Le risque d’une part pour le juge des libertés et de la détention de porter une appréciation des faits retenus à titre de charge par le procureur de la République d’autre part pour le prévenu, d’être amené à reconnaitre les faits lorsque le juge des libertés et de la détention l’invite à présenter ses observations portent atteinte, selon le Conseil constitutionnel, au droit de se taire et les dispositions doivent dès lors être déclarées contraires à la Constitution. Le fait même que le juge des libertés et de la détention invite le prévenu à présenter des observations peut être de nature à lui laisser croire qu’il ne dispose pas du droit de se taire.
Le droit de se taire est consacré par la Cour européenne des droits de l’homme sur le fondement de l’article 6 de la Convention. Ce droit signifiant que la personne entendue a le droit « de garder le silence et de ne pas contribuer à sa propre incrimination et s’applique au niveau européen à l’ensemble de la procédure pénale » (Rép. pén., v° Impact de la question prioritaire de constitutionnalité sur la matière pénale, par A. Cappello).
Ce droit a été consacré au niveau constitutionnel, à l’occasion de la décision du 30 juillet 2010 relative à la garde à vue (Cons. const. 30 juill. 2010, n° 2010-14/22 QPC, AJDA 2010. 1556; D. 2010. 1928 ; AJ pénal 2010. 470, étude J.-B. Perrier) mais celle-ci n’a pas eu de portée générale.
Il a fallu attendre, d’une part, le rétablissement du droit de se taire dans la procédure pénale par la loi n° 2011-392 du 14 avril 2011 relative à la garde à vue (JO 15 avr.) dont la portée est restreinte puisqu’elle ne concerne que la personne gardée à vue, et d’autre part, la loi n° 2014-535 du 27 mai 2014 portant transposition de la directive n° 2012/13/UE du Parlement européen et du Conseil du 22 mai 2012 relative au droit à l’information dans le cadre des procédures pénales (JO 28 mai) dont la portée est beaucoup plus large puisqu’elle concerne l’ensemble de la procédure pénale.
La Cour de cassation a, à diverses reprises, considéré que le défaut d’information initiale du droit de garder le silence fait nécessairement grief au mis en cause (Crim. 8 juill. 2015, n° 14-85.699, Dalloz actualité, 29 juill. 2015, obs. L. Priou-Alibert ; D. 2015. 1600; AJ pénal 2015. 555, obs. C. Porteron). Elle a néanmoins apporter une précision en matière d’instruction, du fait des nombreux actes successifs, en considérant qu’il ne résultait « d’aucun texte que le magistrat instructeur ait l’obligation de renouveler, à l’occasion de chaque mise en examen supplétive, l’avertissement du droit de se taire » (Crim. 24 avr. 2013, n° 12-80.750 ; Crim. 26 sept. 2012, n° 12-80.750, D. 2012. 2607).

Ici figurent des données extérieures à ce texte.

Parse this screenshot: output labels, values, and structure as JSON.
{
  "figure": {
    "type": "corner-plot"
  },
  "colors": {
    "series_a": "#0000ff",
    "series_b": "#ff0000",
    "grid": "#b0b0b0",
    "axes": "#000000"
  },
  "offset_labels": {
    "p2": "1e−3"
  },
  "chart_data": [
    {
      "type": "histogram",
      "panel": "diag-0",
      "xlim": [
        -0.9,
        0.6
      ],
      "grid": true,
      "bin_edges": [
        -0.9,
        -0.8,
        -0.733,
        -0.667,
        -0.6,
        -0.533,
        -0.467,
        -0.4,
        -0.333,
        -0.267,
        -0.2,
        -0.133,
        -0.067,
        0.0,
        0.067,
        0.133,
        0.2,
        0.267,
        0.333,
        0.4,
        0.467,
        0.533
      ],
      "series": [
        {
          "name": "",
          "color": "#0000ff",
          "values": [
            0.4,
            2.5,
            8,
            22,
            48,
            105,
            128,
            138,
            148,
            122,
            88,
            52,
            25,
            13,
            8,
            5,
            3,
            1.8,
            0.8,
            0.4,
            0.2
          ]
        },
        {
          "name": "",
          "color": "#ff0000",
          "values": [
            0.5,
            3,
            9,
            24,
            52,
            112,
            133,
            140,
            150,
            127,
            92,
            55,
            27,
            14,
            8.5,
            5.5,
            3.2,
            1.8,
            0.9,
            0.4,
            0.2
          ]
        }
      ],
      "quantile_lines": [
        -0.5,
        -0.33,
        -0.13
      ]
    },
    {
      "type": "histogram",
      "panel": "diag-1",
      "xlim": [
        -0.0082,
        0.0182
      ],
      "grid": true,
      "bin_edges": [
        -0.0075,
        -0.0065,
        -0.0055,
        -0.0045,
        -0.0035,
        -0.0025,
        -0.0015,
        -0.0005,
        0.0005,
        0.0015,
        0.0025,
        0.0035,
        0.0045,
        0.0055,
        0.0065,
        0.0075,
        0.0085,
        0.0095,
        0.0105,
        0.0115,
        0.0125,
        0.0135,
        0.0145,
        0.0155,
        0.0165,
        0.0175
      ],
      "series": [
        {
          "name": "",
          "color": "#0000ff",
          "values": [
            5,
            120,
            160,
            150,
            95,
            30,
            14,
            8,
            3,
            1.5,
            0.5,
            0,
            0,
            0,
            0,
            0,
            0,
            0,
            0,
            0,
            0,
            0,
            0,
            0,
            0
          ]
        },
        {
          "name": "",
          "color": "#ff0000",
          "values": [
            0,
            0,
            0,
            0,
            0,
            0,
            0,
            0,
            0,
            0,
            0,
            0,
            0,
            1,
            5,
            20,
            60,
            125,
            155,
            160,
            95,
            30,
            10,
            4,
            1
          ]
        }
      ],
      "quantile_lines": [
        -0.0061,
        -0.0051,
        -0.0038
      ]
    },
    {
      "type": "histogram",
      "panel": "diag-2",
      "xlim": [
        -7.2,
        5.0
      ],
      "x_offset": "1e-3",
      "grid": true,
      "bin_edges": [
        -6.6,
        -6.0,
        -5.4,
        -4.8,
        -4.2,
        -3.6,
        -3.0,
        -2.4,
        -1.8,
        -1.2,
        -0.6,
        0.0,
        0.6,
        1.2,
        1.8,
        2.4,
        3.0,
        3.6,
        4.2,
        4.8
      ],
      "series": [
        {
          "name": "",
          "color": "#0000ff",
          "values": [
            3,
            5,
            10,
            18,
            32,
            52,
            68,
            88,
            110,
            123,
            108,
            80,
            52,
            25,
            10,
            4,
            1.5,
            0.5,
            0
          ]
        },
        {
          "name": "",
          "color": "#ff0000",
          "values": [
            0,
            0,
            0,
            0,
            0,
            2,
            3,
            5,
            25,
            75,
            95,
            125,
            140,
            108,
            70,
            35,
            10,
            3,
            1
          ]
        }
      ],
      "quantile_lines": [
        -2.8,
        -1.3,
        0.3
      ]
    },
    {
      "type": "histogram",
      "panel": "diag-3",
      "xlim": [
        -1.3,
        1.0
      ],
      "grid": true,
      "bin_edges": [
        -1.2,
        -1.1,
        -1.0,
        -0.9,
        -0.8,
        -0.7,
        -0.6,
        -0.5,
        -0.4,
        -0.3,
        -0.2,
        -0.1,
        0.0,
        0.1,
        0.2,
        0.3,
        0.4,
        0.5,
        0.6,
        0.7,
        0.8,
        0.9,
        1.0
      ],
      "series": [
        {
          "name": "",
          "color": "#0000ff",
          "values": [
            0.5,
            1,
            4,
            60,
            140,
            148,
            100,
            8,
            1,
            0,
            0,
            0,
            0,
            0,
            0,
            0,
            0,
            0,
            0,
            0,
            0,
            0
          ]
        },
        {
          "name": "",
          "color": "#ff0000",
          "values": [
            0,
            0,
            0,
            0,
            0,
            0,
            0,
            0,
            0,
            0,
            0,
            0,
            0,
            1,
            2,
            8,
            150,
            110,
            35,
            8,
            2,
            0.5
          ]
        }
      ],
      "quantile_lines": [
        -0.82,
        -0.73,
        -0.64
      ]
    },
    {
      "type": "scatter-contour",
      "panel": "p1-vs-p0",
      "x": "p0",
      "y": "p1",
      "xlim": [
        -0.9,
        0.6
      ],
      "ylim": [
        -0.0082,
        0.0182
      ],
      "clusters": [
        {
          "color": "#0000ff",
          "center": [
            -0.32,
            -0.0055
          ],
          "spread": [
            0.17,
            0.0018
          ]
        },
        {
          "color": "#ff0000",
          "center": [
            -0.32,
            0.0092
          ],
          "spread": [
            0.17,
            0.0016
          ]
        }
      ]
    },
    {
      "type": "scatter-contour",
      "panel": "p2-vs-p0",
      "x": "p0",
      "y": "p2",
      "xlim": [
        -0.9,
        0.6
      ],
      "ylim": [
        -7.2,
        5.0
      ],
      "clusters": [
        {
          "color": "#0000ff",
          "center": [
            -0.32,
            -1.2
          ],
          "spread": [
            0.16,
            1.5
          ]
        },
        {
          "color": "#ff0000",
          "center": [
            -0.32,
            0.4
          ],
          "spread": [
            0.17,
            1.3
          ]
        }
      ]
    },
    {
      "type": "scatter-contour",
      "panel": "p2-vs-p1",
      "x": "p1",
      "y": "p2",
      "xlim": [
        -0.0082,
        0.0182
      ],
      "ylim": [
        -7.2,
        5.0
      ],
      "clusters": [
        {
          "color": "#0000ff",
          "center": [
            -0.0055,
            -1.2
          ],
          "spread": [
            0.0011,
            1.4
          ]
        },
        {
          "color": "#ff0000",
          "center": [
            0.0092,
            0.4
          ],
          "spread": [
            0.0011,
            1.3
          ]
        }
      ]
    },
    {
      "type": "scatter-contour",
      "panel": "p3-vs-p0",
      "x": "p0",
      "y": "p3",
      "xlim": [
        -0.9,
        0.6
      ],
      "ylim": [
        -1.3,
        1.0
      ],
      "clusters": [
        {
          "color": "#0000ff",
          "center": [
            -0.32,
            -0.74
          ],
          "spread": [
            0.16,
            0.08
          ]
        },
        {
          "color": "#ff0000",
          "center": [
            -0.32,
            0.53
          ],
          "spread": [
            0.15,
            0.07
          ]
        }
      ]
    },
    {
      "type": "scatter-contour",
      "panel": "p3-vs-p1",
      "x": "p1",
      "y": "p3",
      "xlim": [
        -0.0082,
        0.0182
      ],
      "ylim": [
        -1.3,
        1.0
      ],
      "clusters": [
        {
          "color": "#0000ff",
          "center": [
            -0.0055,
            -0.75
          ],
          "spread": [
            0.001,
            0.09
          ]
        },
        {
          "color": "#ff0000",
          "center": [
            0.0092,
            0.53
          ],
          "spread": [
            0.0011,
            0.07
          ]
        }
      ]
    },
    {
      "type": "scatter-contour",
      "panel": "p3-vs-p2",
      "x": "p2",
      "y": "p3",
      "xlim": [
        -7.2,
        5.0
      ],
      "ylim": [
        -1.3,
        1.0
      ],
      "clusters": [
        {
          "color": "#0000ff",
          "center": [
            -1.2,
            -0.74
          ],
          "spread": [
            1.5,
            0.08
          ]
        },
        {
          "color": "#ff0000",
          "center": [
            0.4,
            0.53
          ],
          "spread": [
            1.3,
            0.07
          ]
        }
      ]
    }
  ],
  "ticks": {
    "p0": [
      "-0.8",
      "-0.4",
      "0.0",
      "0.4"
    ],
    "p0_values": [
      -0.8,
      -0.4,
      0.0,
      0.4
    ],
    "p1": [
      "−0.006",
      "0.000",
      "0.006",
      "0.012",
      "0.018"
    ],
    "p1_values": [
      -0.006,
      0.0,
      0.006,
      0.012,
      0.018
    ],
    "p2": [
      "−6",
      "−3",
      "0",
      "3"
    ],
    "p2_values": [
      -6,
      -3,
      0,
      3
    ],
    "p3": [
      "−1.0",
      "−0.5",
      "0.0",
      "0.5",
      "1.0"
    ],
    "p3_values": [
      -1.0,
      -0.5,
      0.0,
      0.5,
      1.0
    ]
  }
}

La question restait néanmoins sérieuse aux faits de l’espèce puisqu’il s’agissait d’une présentation à un juge des libertés et de la détention, dans le cadre d’une procédure de comparution immédiate.
Désormais et jusqu’à l’entrée en vigueur d’une nouvelle loi, le juge des libertés et de la détention doit informer le prévenu qui comparait devant lui, de son droit de garder le silence.
On ne peut que se réjouir d’une telle décision en faveur des droits fondamentaux et des droits de la défense.